8) Set your own odds and sniff out the value – This takes us back to a Betting.com favourite that is value betting, which is where a punter will put together their own odds, based off their own calculations and hunches, and compare those odds with those provided by the bookmaker. If there is a large disparity between the odds you have listed and the bookie’s odds, then you have what you would call a value bet. This strategy can often unearth some hidden gems that can go on and secure some huge profits.
9) Tournament winner bets for show, each-way bets for dough – If you’re entering the golf betting world via football or tennis betting, for example, the most natural bets to dip into will probably be the Tournament Winner markets, as they’re the easiest to understand and often carry the highest potential returns.
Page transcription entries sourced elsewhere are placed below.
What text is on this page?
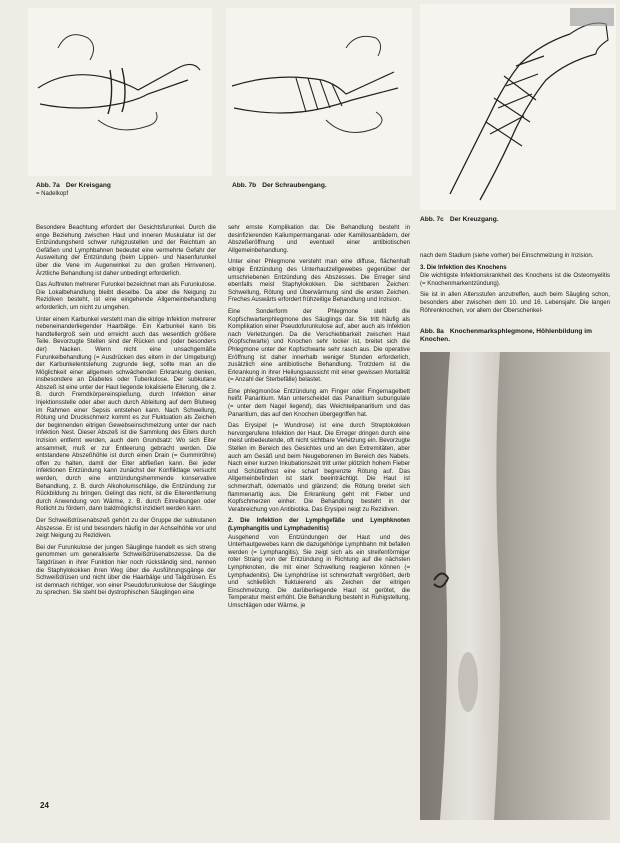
Abb. 7a Der Kreisgang
= Nadelkopf
Abb. 7b Der Schraubengang.
Abb. 7c Der Kreuzgang.

Besondere Beachtung erfordert der Gesichtsfurunkel. Durch die enge Beziehung zwischen Haut und inneren Muskulatur ist der Entzündungsherd schwer ruhigzustellen und der Reichtum an Gefäßen und Lymphbahnen bedeutet eine vermehrte Gefahr der Ausweitung der Entzündung (beim Lippen- und Nasenfurunkel über die Vene im Augenwinkel zu den großen Hirnvenen). Ärztliche Behandlung ist daher unbedingt erforderlich.

Das Auftreten mehrerer Furunkel bezeichnet man als Furunkulose. Die Lokalbehandlung bleibt dieselbe. Da aber die Neigung zu Rezidiven besteht, ist eine eingehende Allgemeinbehandlung erforderlich, um nicht zu umgehen.

Unter einem Karbunkel versteht man die eitrige Infektion mehrerer nebeneinanderliegender Haarbälge. Ein Karbunkel kann bis handtellergroß sein und erreicht auch das wesentlich größere Teile. Bevorzugte Stellen sind der Rücken und (oder besonders der) Nacken. Wenn nicht eine unsachgemäße Furunkelbehandlung (= Ausdrücken des eitern in der Umgebung) der Karbunkelentstehung zugrunde liegt, sollte man an die Möglichkeit einer allgemein schwächenden Erkrankung denken, insbesondere an Diabetes oder Tuberkulose. Der subkutane Abszeß ist eine unter der Haut liegende lokalisierte Eiterung, die z. B. durch Fremdkörpereinspießung, durch Infektion einer Injektionsstelle oder aber auch durch Ableitung auf dem Blutweg im Rahmen einer Sepsis entstehen kann. Nach Schwellung, Rötung und Druckschmerz kommt es zur Fluktuation als Zeichen der beginnenden eitrigen Gewebseinschmelzung unter der nach Infektion Nest. Dieser Abszeß ist die Sammlung des Eiters durch Inzision entfernt werden, auch dem Grundsatz: Wo sich Eiter ansammelt, muß er zur Entleerung gebracht werden. Die entstandene Abszeßhöhle ist durch einen Drain (= Gummiröhre) offen zu halten, damit der Eiter abfließen kann. Bei jeder Infektionen Entzündung kann zunächst der Konfliktlage versucht werden, durch eine entzündungshemmende konservative Behandlung, z. B. durch Alkoholumschläge, die Entzündung zur Rückbildung zu bringen. Gelingt das nicht, ist die Eiterentfernung durch Anwendung von Wärme, z. B. durch Einreibungen oder Rotlicht zu fördern, dann baldmöglichst inzidiert werden kann.

Der Schweißdrüsenabszeß gehört zu der Gruppe der subkutanen Abszesse. Er ist und besonders häufig in der Achselhöhle vor und zeigt Neigung zu Rezidiven.

Bei der Furunkulose der jungen Säuglinge handelt es sich streng genommen um generalisierte Schweißdrüsenabszesse. Da die Talgdrüsen in ihrer Funktion hier noch rückständig sind, nennen die Staphylokokken ihren Weg über die Ausführungsgänge der Schweißdrüsen und nicht über die Haarbälge und Talgdrüsen. Es ist demnach richtiger, von einer Pseudofurunkulose der Säuglinge zu sprechen. Sie steht bei dystrophischen Säuglingen eine

sehr ernste Komplikation dar. Die Behandlung besteht in desinfizierenden Kaliumpermanganat- oder Kamillosanbädern, der Abszeßeröffnung und eventuell einer antibiotischen Allgemeinbehandlung.

Unter einer Phlegmone versteht man eine diffuse, flächenhaft eitrige Entzündung des Unterhautzellgewebes gegenüber der umschriebenen Entzündung des Abszesses. Die Erreger sind ebenfalls meist Staphylokokken. Die sichtbaren Zeichen: Schwellung, Rötung und Überwärmung sind die ersten Zeichen. Freches Auswärts erfordert frühzeitige Behandlung und Inzision.

Eine Sonderform der Phlegmone stellt die Kopfschwartenphlegmone des Säuglings dar. Sie tritt häufig als Komplikation einer Pseudofurunkulose auf, aber auch als Infektion nach Verletzungen. Da die Verschiebbarkeit zwischen Haut (Kopfschwarte) und Knochen sehr locker ist, breitet sich die Phlegmone unter der Kopfschwarte sehr rasch aus. Die operative Eröffnung ist daher innerhalb weniger Stunden erforderlich, zusätzlich eine antibiotische Behandlung. Trotzdem ist die Erkrankung in ihrer Heilungsaussicht mit einer gewissen Mortalität (= Anzahl der Sterbefälle) belastet.

Eine phlegmonöse Entzündung am Finger oder Fingernagelbett heißt Panaritium. Man unterscheidet das Panaritium subungulale (= unter dem Nagel liegend), das Weichteilpanaritium und das Panaritium, das auf den Knochen übergegriffen hat.

Das Erysipel (= Wundrose) ist eine durch Streptokokken hervorgerufene Infektion der Haut. Die Erreger dringen durch eine meist unbedeutende, oft nicht sichtbare Verletzung ein. Bevorzugte Stellen im Bereich des Gesichtes und an den Extremitäten, aber auch am Gesäß und beim Neugeborenen im Bereich des Nabels. Nach einer kurzen Inkubationszeit tritt unter plötzlich hohem Fieber und Schüttelfrost eine scharf begrenzte Rötung auf. Das Allgemeinbefinden ist stark beeinträchtigt. Die Haut ist schmerzhaft, ödematös und glänzend; die Rötung breitet sich flammenartig aus. Die Erkrankung geht mit Fieber und Kopfschmerzen einher. Die Behandlung besteht in der Verabreichung von Antibiotika. Das Erysipel neigt zu Rezidiven.

2. Die Infektion der Lymphgefäße und Lymphknoten (Lymphangitis und Lymphadenitis)

Ausgehend von Entzündungen der Haut und des Unterhautgewebes kann die dazugehörige Lymphbahn mit befallen werden (= Lymphangitis). Sie zeigt sich als ein streifenförmiger roter Strang von der Entzündung in Richtung auf die nächsten Lymphknoten, die mit einer Schwellung reagieren können (= Lymphadenitis). Die Lymphdrüse ist schmerzhaft vergrößert, derb und schließlich fluktuierend als Zeichen der eitrigen Einschmelzung. Die darüberliegende Haut ist gerötet, die Temperatur meist erhöht. Die Behandlung besteht in Ruhigstellung, Umschlägen oder Wärme, je

nach dem Stadium (siehe vorher) bei Einschmelzung in Inzision.

3. Die Infektion des Knochens

Die wichtigste Infektionskrankheit des Knochens ist die Osteomyelitis (= Knochenmarkentzündung).

Sie ist in allen Altersstufen anzutreffen, auch beim Säugling schon, besonders aber zwischen dem 10. und 16. Lebensjahr. Die langen Röhrenknochen, vor allem der Oberschenkel-

Abb. 8a Knochenmarksphlegmone, Höhlenbildung im Knochen.
24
While these bets provide the biggest rush when they come in, more often than not, they won’t, and these bets should not form the foundation of your overall golf betting strategy. Instead, try to use your knowledge to pick out the much safer each-way and top ten bets. Those markets are generally much less erratic, and it means you will benefit from backing consistent performers that are in form. A golfer could go months without winning a tournament but be in great playing form, and the best way to maximize your returns from that purple patch is to bet smarter.
10) Pictures tell a tale – Try to make sure you are only betting on tournaments that you can watch. Not only is it more entertaining to be able to watch your bet unfold, you can pick up changes in weather, momentum and other factors that can sometimes seem insignificant, but if leveraged correctly, can be capitalised on in the form of profitable in-play bets. If the wind strength picks up, you may be tempted to cash in a bet to avoid sudden gusts blowing away your chances, or a player could be choking on the back nine as he/she closes on victory. If that’s the case, you have the perfect chance to lay the player on a betting exchange and reap some lucrative rewards.
The prestige of golf means that it will always sit amongst the top table of sports to bet on, and the amount of money that continues to be invested into the game means that the sport is only going to improve as a spectacle, which ultimately will lead to more exciting markets in the future. The emergence of the women’s game, and the general tip-top shape of the men’s tours makes golf a great avenue for bettors who are looking for a different sport to invest in.